Он встал, а скорее, вскочил с места. Его лицо исказилось какой-то дикой гримасой. Казалось, он давится. Посиневшие губы с трудом хватали воздух. Анна никогда не видела его таким и почувствовала обычный физический страх. Однако он постепенно успокаивался, стоя с беспомощно опущенными руками и глотая слюну, как будто хотел что-то сказать, но не мог. Наконец, усмехнулся и вышел.
Спустя час служанка принесла письмо:
«Забери Литуню. Забрала себя, возьми и ее. Но знай, что даже грязный и несчастный человек может любить. Люблю тебя, и да простит тебя Бог».
Анна бессознательно снова и снова читала эти нелепые, отчаянные, лицемерные и мучительные слова. Она не могла найти отклика в своей душе, не понимала смысла их. Как мучительно не знать, что чувствуешь! Ее охватывали жалость и гнев, отвращение и сожаление, обида за себя и за ребенка, сочувствие к собственной судьбе.
«…Да простит тебя Бог», — глаза Анны задержались на этой бессовестной патетической фразе.
Его, как раз его должен простить Бог, его подлость и его бесстыдство!
Негодование возрастало. Она лихорадочно стала укладывать вещи. У нее не было сил, чтобы заставить себя поговорить с тестем. Наспех написала прощальное письмо, заплатила бонне задолженность и поехала с Литуней на вокзал.
Литуня вела себя спокойно. Видимо, понимала важность перемен, происходящих в ее жизни, хотя реагировала на них едва заметной улыбкой и часто прижималась к маме. Каждое прикосновение доверчивых ручонок Литуни наполняло Анну невысказанной радостью. С трудом она сдерживала слезы.

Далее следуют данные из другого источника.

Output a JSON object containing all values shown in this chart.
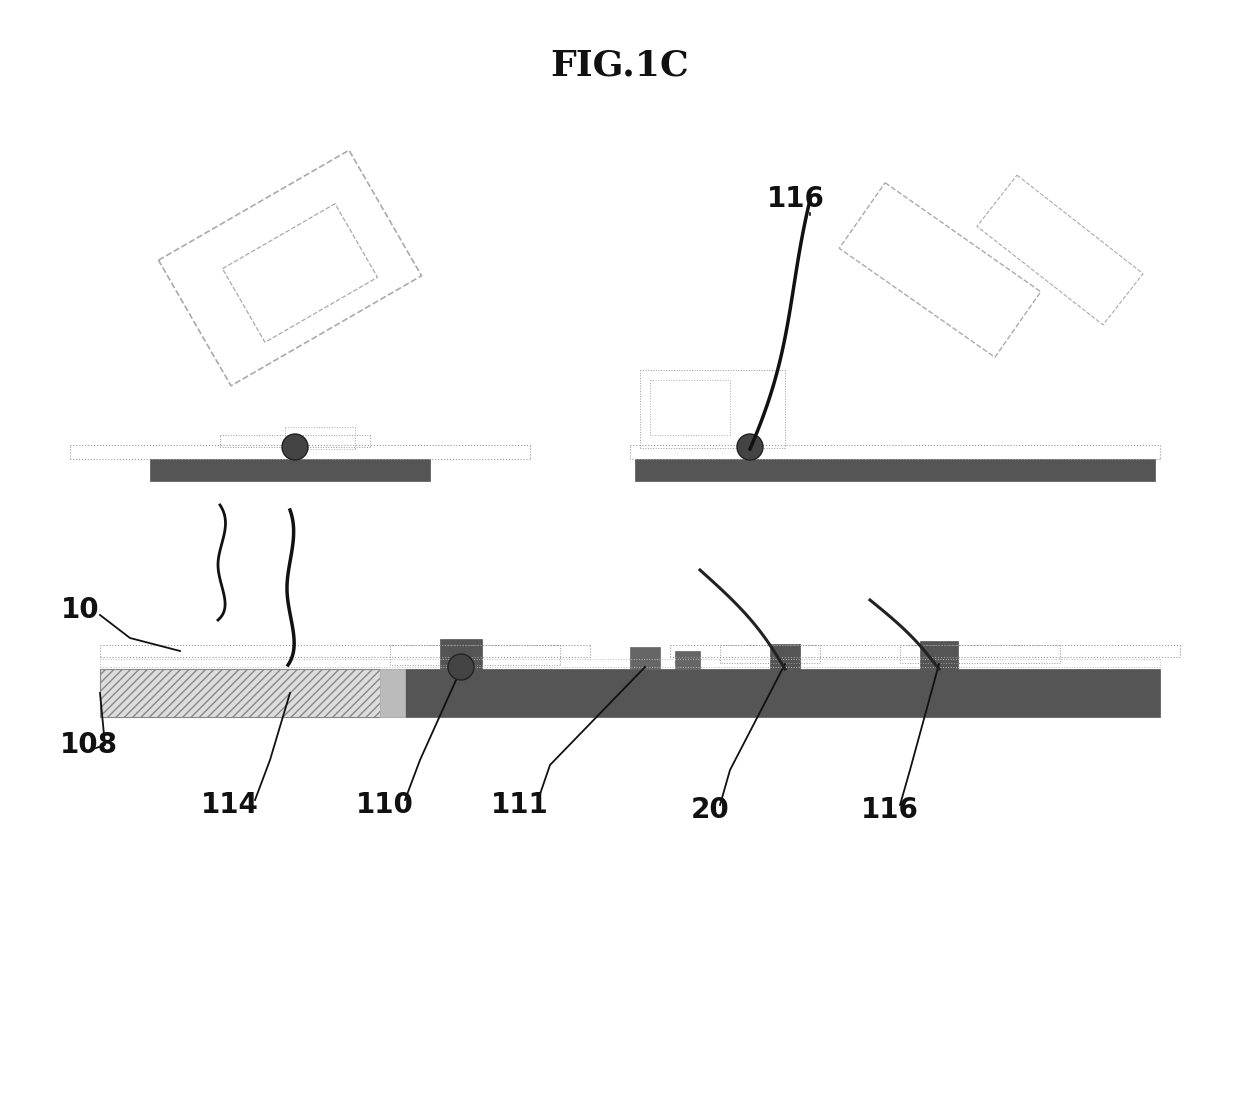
{
  "title": "FIG.1C",
  "title_fontsize": 26,
  "title_fontweight": "bold",
  "bg_color": "#ffffff",
  "fig_width": 12.4,
  "fig_height": 11.09,
  "labels": {
    "116_top": "116",
    "10": "10",
    "108": "108",
    "114": "114",
    "110": "110",
    "111": "111",
    "20": "20",
    "116_bottom": "116"
  },
  "label_fontsize": 20,
  "label_fontweight": "bold",
  "dot_color": "#777777",
  "dot_lw": 0.7,
  "dark_color": "#555555",
  "hatch_color": "#bbbbbb",
  "line_color": "#444444"
}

Это начинался новый период их жизни. Они сейчас одни, правда не совсем, потому что Литуня найдет в Марьяне лучшего отца, умнее и сердечнее. О! Анна была уверена в этом.
Сейчас они на один день задержаться в Варшаве и в Мазуты уже поедут втроем. Даже лучше, что ребенок в деревне проведет эти несколько недель сразу с Марьяном. Они должны привыкнуть и полюбить друг друга.
В Варшаве Анну встретило некоторое разочарование: Марьян уже уехал вечерним поездом или уже был в Мазутах.
День Анна провела в магазинах, покупая белье и платьица Литуне. Побывала она с Литуней и у детского врача, который обнаружил у девочки анемию и назначил специальное лечение. На следующее утро они поехали в Люблин, откуда еще несколько километров нужно было трястись в бричке по очень ухабистой дороге.